My great-grandmother, Nana, died when I was 11 years old. I remember her boiling hot dogs, putting actual butter into peanut butter and jelly sandwiches, and her hoping that everyone on Wheel of Fortune each wins something. I don’t have many other memories of her, but I think of her when I think of death, since she is the only family member of mine who has died.
Sometimes she gets brought up by my grandmother, who loves to fill me with life lessons. My grandmother would say, “You know, I loved Nana, but I would never choose her as a friend. But, blood is blood, and you have to love your family, no matter what.”
I think my grandma almost had it right. Love for my family has been instilled in me since childhood. However, it hurts. Love lends itself into forgiveness, which means that their identity-driven transgressions against me never stick. In my brain they are always there, but my heart chooses to forgive them without my brain. When my mom said she would never attend my wedding if it was with another man, or when my brother was afraid to bend over near me (because I would molest him?), or when my grandma told me never to bring a black man home, I forgave them. I never forgot, though.
And in these instances, I keep a tally in my head for my family.
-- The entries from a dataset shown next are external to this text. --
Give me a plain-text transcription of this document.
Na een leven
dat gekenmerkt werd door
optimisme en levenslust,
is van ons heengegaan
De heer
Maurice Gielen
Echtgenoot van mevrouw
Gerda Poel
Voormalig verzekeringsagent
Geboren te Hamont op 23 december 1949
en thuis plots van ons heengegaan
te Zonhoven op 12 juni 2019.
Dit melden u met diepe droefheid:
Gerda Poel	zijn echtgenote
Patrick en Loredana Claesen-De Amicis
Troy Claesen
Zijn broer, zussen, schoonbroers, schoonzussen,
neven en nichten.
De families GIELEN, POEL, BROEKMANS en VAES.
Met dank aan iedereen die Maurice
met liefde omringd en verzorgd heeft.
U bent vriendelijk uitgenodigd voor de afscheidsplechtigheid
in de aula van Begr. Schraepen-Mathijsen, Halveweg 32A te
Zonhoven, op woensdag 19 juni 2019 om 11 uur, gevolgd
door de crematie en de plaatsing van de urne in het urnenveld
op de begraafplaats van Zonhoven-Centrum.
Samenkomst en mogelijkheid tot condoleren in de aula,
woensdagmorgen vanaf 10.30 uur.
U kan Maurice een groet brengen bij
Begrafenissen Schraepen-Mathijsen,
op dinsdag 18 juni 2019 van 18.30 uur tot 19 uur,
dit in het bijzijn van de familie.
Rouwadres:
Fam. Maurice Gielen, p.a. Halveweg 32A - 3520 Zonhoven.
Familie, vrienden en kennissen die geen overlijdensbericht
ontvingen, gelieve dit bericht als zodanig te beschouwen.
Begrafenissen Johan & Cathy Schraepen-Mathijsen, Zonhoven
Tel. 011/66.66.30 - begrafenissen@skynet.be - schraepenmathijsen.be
The tally is pointless, but my brain keeps it there as a symbol to my heart that family ties bind and gag. Familial love can, sometimes, be strangling.
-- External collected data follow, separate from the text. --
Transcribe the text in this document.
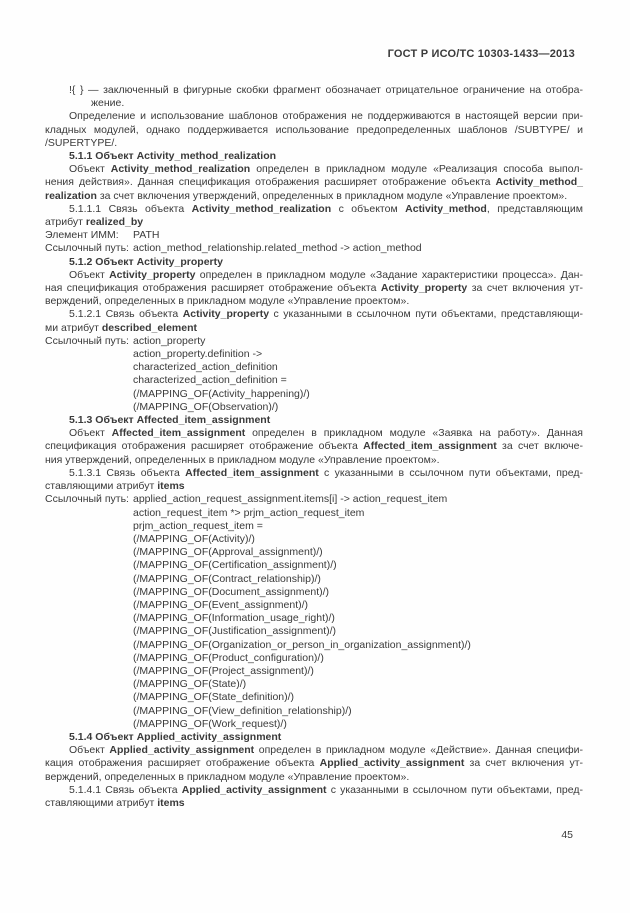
ГОСТ Р ИСО/ТС 10303-1433—2013
!{ } — заключенный в фигурные скобки фрагмент обозначает отрицательное ограничение на отобра-
жение.
Определение и использование шаблонов отображения не поддерживаются в настоящей версии при-
кладных модулей, однако поддерживается использование предопределенных шаблонов /SUBTYPE/ и
/SUPERTYPE/.
5.1.1 Объект Activity_method_realization
Объект Activity_method_realization определен в прикладном модуле «Реализация способа выпол-
нения действия». Данная спецификация отображения расширяет отображение объекта Activity_method_
realization за счет включения утверждений, определенных в прикладном модуле «Управление проектом».
5.1.1.1 Связь объекта Activity_method_realization с объектом Activity_method, представляющим
атрибут realized_by
Элемент ИММ: PATH
Ссылочный путь: action_method_relationship.related_method -> action_method
5.1.2 Объект Activity_property
Объект Activity_property определен в прикладном модуле «Задание характеристики процесса». Дан-
ная спецификация отображения расширяет отображение объекта Activity_property за счет включения ут-
верждений, определенных в прикладном модуле «Управление проектом».
5.1.2.1 Связь объекта Activity_property с указанными в ссылочном пути объектами, представляющи-
ми атрибут described_element
Ссылочный путь: action_property
action_property.definition ->
characterized_action_definition
characterized_action_definition =
(/MAPPING_OF(Activity_happening)/)
(/MAPPING_OF(Observation)/)
5.1.3 Объект Affected_item_assignment
Объект Affected_item_assignment определен в прикладном модуле «Заявка на работу». Данная
спецификация отображения расширяет отображение объекта Affected_item_assignment за счет включе-
ния утверждений, определенных в прикладном модуле «Управление проектом».
5.1.3.1 Связь объекта Affected_item_assignment с указанными в ссылочном пути объектами, пред-
ставляющими атрибут items
Ссылочный путь: applied_action_request_assignment.items[i] -> action_request_item
action_request_item *> prjm_action_request_item
prjm_action_request_item =
(/MAPPING_OF(Activity)/)
(/MAPPING_OF(Approval_assignment)/)
(/MAPPING_OF(Certification_assignment)/)
(/MAPPING_OF(Contract_relationship)/)
(/MAPPING_OF(Document_assignment)/)
(/MAPPING_OF(Event_assignment)/)
(/MAPPING_OF(Information_usage_right)/)
(/MAPPING_OF(Justification_assignment)/)
(/MAPPING_OF(Organization_or_person_in_organization_assignment)/)
(/MAPPING_OF(Product_configuration)/)
(/MAPPING_OF(Project_assignment)/)
(/MAPPING_OF(State)/)
(/MAPPING_OF(State_definition)/)
(/MAPPING_OF(View_definition_relationship)/)
(/MAPPING_OF(Work_request)/)
5.1.4 Объект Applied_activity_assignment
Объект Applied_activity_assignment определен в прикладном модуле «Действие». Данная специфи-
кация отображения расширяет отображение объекта Applied_activity_assignment за счет включения ут-
верждений, определенных в прикладном модуле «Управление проектом».
5.1.4.1 Связь объекта Applied_activity_assignment с указанными в ссылочном пути объектами, пред-
ставляющими атрибут items
45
So every grievance, every transgression, every hurtful comment is kept in my mind. I don’t think that love should be mixed with so much hurt. But, like a anguished dog, I return to those that I love.
One day, I will be strong enough to listen to myself, and choose my own family. You might be related by womb or blood, but if they hurt you enough, you leave, and you make your own family. Your own family of people you would choose to be friends with.